Golden Rule 4: Take a fish oil and fiber supplement
The benefits of fish oil and fiber are numerous and well documented. Fiber adds necessary roughage to your system which helps with hunger levels, digestion, and bowel regulation. Fish oil has a positive effect on most every disease known to man, including the big ones that you may be a more prone to like coronary heart disease, hypertension, chronic fatigue syndrome, and diabetes. Fish oil is also great for cell membrane health, it’s anti-inflammatory, it helps with DOMS (delayed onset muscle soreness), and it will make you happier by increasing your serotonin levels and reducing stress and adrenal activation, etc, etc, etc. Basically, it’s awesome for you. Most importantly, both fish oil and fiber will make you more insulin responsive, which will make you leaner.
How much to take? With fiber, you must gradually increase your intake to prevent gastrointenstinal discomfort. I like the 5x5x5 rule. Start with 5g of fiber in the morning. After 5 days, add 5g more until you reach 30g. Once your body is cool with 30g, then you can get into the fiber cycling (which is also important, as your body gets used to the types of fiber as well). As for fish oil, take 1g per % of body fat. If you’re at 25% body fat, that means 25g per day. Yes, that’s a boat-load of fish oil, but it will make a world of difference. As you get leaner, gradually reduce your fish oil intake. For higher dosage fish oil, liquid is both easier to take and more affordable.
Golden Rule 5: Pay attention to nutrition timing
You need to eat every 3-4 hours. This will continuously give your metabolism a kick-start, plus you’ll never get the point where your body is famished. This allows your brain, not you belly, to make sound nutrition decisions.

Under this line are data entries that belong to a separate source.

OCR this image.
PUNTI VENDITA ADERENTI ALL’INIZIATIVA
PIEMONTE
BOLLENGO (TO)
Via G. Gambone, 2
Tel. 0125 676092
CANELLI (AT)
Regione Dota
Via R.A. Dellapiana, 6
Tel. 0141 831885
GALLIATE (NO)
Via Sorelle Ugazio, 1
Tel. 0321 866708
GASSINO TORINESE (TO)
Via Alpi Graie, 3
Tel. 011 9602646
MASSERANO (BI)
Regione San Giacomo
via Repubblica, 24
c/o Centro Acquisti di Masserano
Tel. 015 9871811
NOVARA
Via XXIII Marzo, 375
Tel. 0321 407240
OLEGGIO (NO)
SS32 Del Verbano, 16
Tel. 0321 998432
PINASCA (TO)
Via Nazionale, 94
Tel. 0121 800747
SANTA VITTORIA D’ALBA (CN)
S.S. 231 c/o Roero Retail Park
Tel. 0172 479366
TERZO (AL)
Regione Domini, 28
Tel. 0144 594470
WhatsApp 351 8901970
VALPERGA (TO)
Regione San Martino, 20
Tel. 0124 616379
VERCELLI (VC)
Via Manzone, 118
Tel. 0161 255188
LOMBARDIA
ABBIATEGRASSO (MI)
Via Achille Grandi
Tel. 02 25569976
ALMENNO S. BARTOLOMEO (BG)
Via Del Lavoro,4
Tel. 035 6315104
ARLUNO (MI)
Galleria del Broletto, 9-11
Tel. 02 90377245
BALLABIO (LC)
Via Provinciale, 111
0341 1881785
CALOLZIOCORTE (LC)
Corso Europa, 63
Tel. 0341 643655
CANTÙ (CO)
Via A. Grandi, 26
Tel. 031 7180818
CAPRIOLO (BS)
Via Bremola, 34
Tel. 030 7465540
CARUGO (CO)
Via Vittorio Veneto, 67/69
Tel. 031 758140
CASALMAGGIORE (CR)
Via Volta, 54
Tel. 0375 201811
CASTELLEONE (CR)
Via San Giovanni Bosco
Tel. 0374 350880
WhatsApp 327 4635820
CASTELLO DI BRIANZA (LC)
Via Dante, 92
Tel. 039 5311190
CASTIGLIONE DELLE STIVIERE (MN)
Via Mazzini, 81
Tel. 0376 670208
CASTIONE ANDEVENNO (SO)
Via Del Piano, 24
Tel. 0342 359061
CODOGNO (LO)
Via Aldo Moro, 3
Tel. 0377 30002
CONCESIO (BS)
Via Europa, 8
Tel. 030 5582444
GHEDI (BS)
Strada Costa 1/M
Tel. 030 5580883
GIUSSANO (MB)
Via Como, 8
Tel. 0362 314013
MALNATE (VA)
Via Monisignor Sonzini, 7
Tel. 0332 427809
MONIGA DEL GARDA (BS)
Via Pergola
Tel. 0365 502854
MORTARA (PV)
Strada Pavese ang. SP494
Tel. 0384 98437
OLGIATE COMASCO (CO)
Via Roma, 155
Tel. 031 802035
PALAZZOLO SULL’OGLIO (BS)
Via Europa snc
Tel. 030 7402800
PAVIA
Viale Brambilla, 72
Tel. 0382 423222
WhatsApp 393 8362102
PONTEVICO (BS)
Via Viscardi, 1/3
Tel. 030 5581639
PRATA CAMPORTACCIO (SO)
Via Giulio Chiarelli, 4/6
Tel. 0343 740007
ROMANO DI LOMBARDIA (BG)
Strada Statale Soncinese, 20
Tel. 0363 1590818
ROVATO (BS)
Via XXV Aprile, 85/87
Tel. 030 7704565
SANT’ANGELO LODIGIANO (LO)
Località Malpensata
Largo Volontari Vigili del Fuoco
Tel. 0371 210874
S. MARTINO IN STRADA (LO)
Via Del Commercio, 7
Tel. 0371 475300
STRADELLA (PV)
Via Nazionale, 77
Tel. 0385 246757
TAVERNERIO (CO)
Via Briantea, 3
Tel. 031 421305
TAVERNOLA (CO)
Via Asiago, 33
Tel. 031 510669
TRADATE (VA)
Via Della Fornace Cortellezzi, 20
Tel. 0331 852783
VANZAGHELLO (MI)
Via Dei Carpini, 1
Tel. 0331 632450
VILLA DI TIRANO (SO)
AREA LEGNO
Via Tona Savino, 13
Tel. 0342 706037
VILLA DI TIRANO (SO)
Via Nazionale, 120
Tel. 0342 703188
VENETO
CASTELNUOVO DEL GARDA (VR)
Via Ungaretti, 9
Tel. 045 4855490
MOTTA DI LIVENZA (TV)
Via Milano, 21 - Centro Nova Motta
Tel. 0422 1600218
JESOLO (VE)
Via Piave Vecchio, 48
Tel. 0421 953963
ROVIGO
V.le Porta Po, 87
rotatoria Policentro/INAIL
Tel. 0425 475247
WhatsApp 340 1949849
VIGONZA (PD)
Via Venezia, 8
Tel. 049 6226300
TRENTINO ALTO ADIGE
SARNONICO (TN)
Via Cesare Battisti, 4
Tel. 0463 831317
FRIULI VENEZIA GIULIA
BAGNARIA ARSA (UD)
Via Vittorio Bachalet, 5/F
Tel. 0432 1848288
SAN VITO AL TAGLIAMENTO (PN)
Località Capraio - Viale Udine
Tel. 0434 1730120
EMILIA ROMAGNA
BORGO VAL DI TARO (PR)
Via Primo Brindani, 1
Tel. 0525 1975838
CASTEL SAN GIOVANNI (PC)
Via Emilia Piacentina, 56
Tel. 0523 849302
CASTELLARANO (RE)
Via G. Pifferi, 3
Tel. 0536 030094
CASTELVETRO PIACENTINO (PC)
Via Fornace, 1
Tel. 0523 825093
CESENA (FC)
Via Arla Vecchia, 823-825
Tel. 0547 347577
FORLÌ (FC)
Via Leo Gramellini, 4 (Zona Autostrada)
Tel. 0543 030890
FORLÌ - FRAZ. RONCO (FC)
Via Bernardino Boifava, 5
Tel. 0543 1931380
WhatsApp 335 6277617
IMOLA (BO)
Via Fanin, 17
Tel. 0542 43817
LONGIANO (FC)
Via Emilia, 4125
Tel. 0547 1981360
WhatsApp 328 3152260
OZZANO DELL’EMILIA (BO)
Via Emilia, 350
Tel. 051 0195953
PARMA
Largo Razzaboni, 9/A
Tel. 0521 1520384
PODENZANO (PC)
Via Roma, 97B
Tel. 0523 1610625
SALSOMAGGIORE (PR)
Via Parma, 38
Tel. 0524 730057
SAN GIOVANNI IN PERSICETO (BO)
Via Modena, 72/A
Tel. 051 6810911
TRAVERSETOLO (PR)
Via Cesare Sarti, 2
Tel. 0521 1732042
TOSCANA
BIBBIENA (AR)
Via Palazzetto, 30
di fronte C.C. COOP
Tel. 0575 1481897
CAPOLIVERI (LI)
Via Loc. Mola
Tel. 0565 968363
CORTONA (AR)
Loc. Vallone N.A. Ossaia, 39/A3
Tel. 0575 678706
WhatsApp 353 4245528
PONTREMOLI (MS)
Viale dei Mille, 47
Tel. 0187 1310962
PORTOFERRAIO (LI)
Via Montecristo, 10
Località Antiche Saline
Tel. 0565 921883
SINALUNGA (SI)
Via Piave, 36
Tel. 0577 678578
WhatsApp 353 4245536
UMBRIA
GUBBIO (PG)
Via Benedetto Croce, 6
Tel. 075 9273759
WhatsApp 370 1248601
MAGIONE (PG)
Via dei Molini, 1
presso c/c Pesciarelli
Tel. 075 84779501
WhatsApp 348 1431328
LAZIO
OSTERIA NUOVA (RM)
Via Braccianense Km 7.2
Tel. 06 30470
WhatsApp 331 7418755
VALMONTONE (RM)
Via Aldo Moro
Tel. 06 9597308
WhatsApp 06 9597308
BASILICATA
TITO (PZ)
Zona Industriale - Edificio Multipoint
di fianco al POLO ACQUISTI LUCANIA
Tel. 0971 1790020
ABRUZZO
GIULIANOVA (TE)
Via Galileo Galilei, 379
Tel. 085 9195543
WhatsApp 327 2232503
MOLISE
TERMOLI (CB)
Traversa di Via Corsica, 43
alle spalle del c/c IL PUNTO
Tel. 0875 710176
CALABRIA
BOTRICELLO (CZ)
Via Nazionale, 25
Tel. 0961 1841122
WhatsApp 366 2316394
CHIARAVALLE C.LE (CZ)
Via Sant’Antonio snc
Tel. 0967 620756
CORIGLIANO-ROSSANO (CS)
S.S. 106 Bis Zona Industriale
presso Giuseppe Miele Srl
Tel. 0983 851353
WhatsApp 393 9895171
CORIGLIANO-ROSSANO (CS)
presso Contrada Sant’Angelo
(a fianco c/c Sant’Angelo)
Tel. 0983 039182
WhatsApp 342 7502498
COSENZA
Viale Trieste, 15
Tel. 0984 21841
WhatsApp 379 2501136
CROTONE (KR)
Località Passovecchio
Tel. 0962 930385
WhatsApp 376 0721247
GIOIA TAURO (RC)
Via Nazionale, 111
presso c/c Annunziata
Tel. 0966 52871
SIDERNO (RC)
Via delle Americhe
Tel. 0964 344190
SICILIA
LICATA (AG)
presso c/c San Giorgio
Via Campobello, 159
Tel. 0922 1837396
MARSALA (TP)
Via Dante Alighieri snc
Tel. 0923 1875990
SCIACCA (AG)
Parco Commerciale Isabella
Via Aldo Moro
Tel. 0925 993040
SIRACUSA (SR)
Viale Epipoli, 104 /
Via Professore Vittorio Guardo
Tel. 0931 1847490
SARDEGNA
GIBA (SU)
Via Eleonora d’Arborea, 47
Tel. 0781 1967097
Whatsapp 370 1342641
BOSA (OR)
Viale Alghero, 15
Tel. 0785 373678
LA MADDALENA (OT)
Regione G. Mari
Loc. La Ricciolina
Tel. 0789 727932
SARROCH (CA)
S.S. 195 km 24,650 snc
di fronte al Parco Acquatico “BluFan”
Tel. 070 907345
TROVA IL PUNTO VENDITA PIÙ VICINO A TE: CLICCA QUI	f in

Golden Rule 6: Eat more vegetables
Yes, vegetables have vitamins and minerals. They’re also packed with phytonutrients which are powerful anti-oxidants and have a strong, beneficial influence upon our hormones. They seem to suppress cancer development, protect our cell’s DNA, and stimulate enzymes that help our body fight disease. Vegetables are also important for balancing out our bodies pH. Veggies provide an alkaline load to the blood which helps neutralize the strong acid created from the breakdown of proteins. Too much acid and not enough base means less bone mass and smaller muscles, no bueno. Bottom line: a strong, lean body needs lots and lots of vegetables.
Golden Rules Reviewed
Since your relationship to insulin is already troubled, avoid starchy and sugary carbs (except post workout), keep your fats healthy and balanced, and eat lots of lean meats and phytonutritent-packed vegetables. Add a fish oil supplement such as this Opti-EFA and a fiber supplement such as Primal Fiber to your routine. And before you know it, the lean, muscly physique underneath your body fat will start to be revealed, you’ll have to get your pants taken in and Grandma “won’t even recognize you”. They say that genetics loads the pistol, but our environment fires the gun. We can’t control our genes, but we can certainly control how they are expressed.